Schaefer contends that, in truth, we are heavily driven by emotions which are never totally under our control. Media images, groups, biological factors (e.g. hormones, whether you’re “hangry” at the moment), and our personal history (e.g. notably trauma, but not just this), are all permeating our being. Hence, we struggle sometimes to understand our own behaviours and can even struggle to feel like we’re in control.
This emotive/affective component is not small. We are “quivering antennas of affect” which, he explains, is why solitary confinement is so brutal. Denying us affect is torture.
On question #2 (about religion), Donovan argues that religion is not foremost about beliefs, but more of a “technology that makes us feel things.” (He clarifies this is true of much of culture, not just religion). We rarely choose a religion based on some analysis of options – rather, most of us find religion meaningful “in an emotional, experiential way.” This resonates with my own experience visiting religious communities for 20 years. On your first entrance, it’s strange and can be fascinating or unnerving (sometimes both). But as the years go by, it becomes familiar. Its rhythms affect your body in ways that calm and soothe and create belonging. Add in community and you’ve got something. Schaefer also speaks on how affect can make us think differently about secularism.
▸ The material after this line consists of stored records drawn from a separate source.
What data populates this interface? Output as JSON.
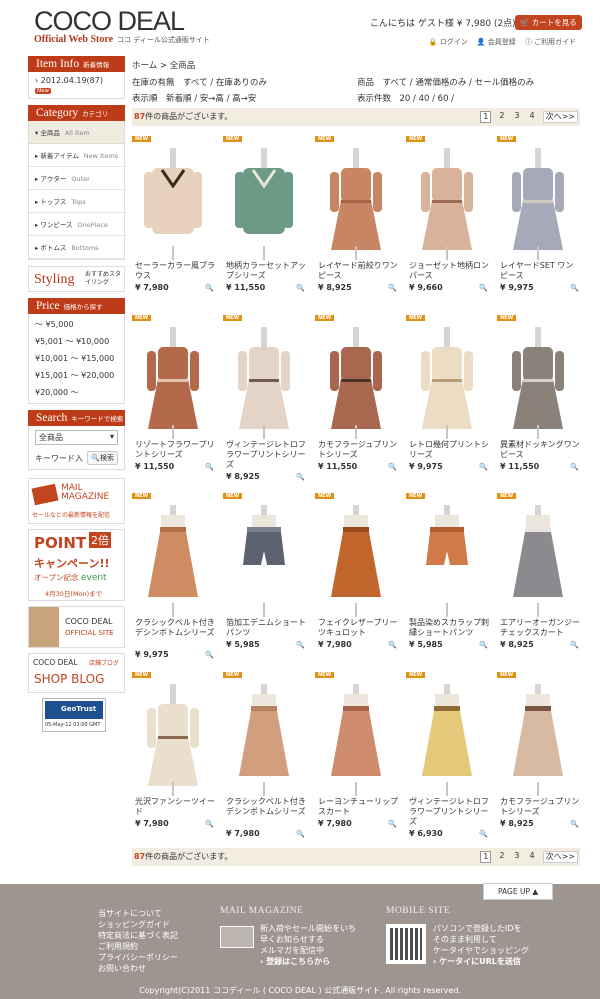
{
  "header": {
    "logo": "COCO DEAL",
    "subtitle": "Official Web Store",
    "subtitle_jp": "ココ ディール公式通販サイト",
    "greeting": "こんにちは ゲスト様 ¥ 7,980 (2点)",
    "cart_label": "カートを見る",
    "links": [
      "ログイン",
      "会員登録",
      "ご利用ガイド"
    ]
  },
  "sidebar": {
    "item_info_title": "Item Info",
    "item_info_sub": "新着情報",
    "item_info_entry": "2012.04.19(87)",
    "item_info_badge": "New",
    "category_title": "Category",
    "category_sub": "カテゴリ",
    "categories": [
      {
        "jp": "全商品",
        "en": "All Item"
      },
      {
        "jp": "新着アイテム",
        "en": "New Items"
      },
      {
        "jp": "アウター",
        "en": "Outer"
      },
      {
        "jp": "トップス",
        "en": "Tops"
      },
      {
        "jp": "ワンピース",
        "en": "OnePiece"
      },
      {
        "jp": "ボトムス",
        "en": "Bottoms"
      }
    ],
    "styling_title": "Styling",
    "styling_sub": "おすすめスタイリング",
    "price_title": "Price",
    "price_sub": "価格から探す",
    "prices": [
      "～ ¥5,000",
      "¥5,001 ～ ¥10,000",
      "¥10,001 ～ ¥15,000",
      "¥15,001 ～ ¥20,000",
      "¥20,000 ～"
    ],
    "search_title": "Search",
    "search_sub": "キーワードで検索",
    "search_select": "全商品",
    "keyword_label": "キーワード入",
    "search_button": "検索",
    "mail_banner": "MAIL MAGAZINE",
    "mail_banner_sub": "セールなどの最新情報を配信",
    "point_banner": "POINT",
    "point_banner_x": "2倍",
    "point_banner2": "キャンペーン!!",
    "point_banner3": "オープン記念",
    "point_banner3b": "event",
    "point_banner4": "4月30日(Mon)まで",
    "official_banner": "COCO DEAL",
    "official_banner_sub": "OFFICIAL SITE",
    "blog_banner": "COCO DEAL",
    "blog_banner_tag": "店舗ブログ",
    "blog_banner_sub": "SHOP BLOG",
    "geotrust": "GeoTrust",
    "geotrust_date": "05-May-12 03:00 GMT"
  },
  "main": {
    "breadcrumb": "ホーム > 全商品",
    "filter_stock": "在庫の有無　すべて / 在庫ありのみ",
    "filter_goods": "商品　すべて / 通常価格のみ / セール価格のみ",
    "sort_order": "表示順　新着順 / 安→高 / 高→安",
    "per_page": "表示件数　20 / 40 / 60 /",
    "count_num": "87",
    "count_text": "件の商品がございます。",
    "pages": [
      "1",
      "2",
      "3",
      "4",
      "次へ>>"
    ],
    "new_label": "NEW",
    "products": [
      {
        "name": "セーラーカラー風ブラウス",
        "price": "¥ 7,980",
        "color": "#e7d2bd",
        "accent": "#3a2a22"
      },
      {
        "name": "地柄カラーセットアップシリーズ",
        "price": "¥ 11,550",
        "color": "#6d9a84",
        "accent": "#ece4d5"
      },
      {
        "name": "レイヤード前絞りワンピース",
        "price": "¥ 8,925",
        "color": "#c88564",
        "accent": "#a86346"
      },
      {
        "name": "ジョーゼット地柄ロンパース",
        "price": "¥ 9,660",
        "color": "#d9b29b",
        "accent": "#9c6d55"
      },
      {
        "name": "レイヤードSET ワンピース",
        "price": "¥ 9,975",
        "color": "#a6a9b7",
        "accent": "#d2c9bf"
      },
      {
        "name": "リゾートフラワープリントシリーズ",
        "price": "¥ 11,550",
        "color": "#b5694b",
        "accent": "#e6c4a9"
      },
      {
        "name": "ヴィンテージレトロフラワープリントシリーズ",
        "price": "¥ 8,925",
        "color": "#e4d4c7",
        "accent": "#6d5a50"
      },
      {
        "name": "カモフラージュプリントシリーズ",
        "price": "¥ 11,550",
        "color": "#a8674e",
        "accent": "#4e3228"
      },
      {
        "name": "レトロ幾何プリントシリーズ",
        "price": "¥ 9,975",
        "color": "#ecdcc3",
        "accent": "#b89b7a"
      },
      {
        "name": "異素材ドッキングワンピース",
        "price": "¥ 11,550",
        "color": "#8a8178",
        "accent": "#d8d0c8"
      },
      {
        "name": "クラシックベルト付きデシンボトムシリーズ",
        "price": "¥ 9,975",
        "color": "#cf8c62",
        "accent": "#b06c44"
      },
      {
        "name": "箔加工デニムショートパンツ",
        "price": "¥ 5,985",
        "color": "#5d6271",
        "accent": "#7a8090"
      },
      {
        "name": "フェイクレザープリーツキュロット",
        "price": "¥ 7,980",
        "color": "#c2652c",
        "accent": "#9a4a1f"
      },
      {
        "name": "製品染めスカラップ刺繍ショートパンツ",
        "price": "¥ 5,985",
        "color": "#d17a47",
        "accent": "#b05e30"
      },
      {
        "name": "エアリーオーガンジーチェックスカート",
        "price": "¥ 8,925",
        "color": "#8c8a8f",
        "accent": "#e9e4de"
      },
      {
        "name": "光沢ファンシーツイード",
        "price": "¥ 7,980",
        "color": "#e9dfcc",
        "accent": "#8a6b4f"
      },
      {
        "name": "クラシックベルト付きデシンボトムシリーズ",
        "price": "¥ 7,980",
        "color": "#d29f7e",
        "accent": "#b5825f"
      },
      {
        "name": "レーヨンチューリップスカート",
        "price": "¥ 7,980",
        "color": "#cf8c6c",
        "accent": "#a86348"
      },
      {
        "name": "ヴィンテージレトロフラワープリントシリーズ",
        "price": "¥ 6,930",
        "color": "#e5c97a",
        "accent": "#8f6b3a"
      },
      {
        "name": "カモフラージュプリントシリーズ",
        "price": "¥ 8,925",
        "color": "#d8b9a2",
        "accent": "#7a5640"
      }
    ]
  },
  "footer": {
    "page_up": "PAGE UP ▲",
    "links": [
      "当サイトについて",
      "ショッピングガイド",
      "特定商法に基づく表記",
      "ご利用規約",
      "プライバシーポリシー",
      "お問い合わせ"
    ],
    "mail_title": "MAIL MAGAZINE",
    "mail_lines": [
      "新入荷やセール開始をいち",
      "早くお知らせする",
      "メルマガを配信中"
    ],
    "mail_register": "› 登録はこちらから",
    "mobile_title": "MOBILE SITE",
    "mobile_lines": [
      "パソコンで登録したIDを",
      "そのまま利用して",
      "ケータイやでショッピング"
    ],
    "mobile_send": "› ケータイにURLを送信",
    "copyright": "Copyright(C)2011 ココディール ( COCO DEAL ) 公式通販サイト. All rights reserved."
  }
}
On question #3, Schaefer argues that politics too is often about affective cues. He talks about how Donald Trump is a master of conveying affects without words (body postures, facial expressions) much like an actor’s ultimate tool is their body, not the script. He describes Trump as a maestro at shifting feelings of dignity and shame which, I think speaks to much of politics generally. Even racism has a pleasure in it, as we can savour demeaning others. Schaefer talks about how affect is always in the room, whether it’s Bernie Sanders making people having certain feelings about a policy or me reading an academic text, partly for the pleasure I get from it. Ideas excite us, helping us to go beyond the thinking/feeling split that is the “original sin” of Western philosophy.
There’s more! We open with apes and end with secularism. I hope you enjoy it.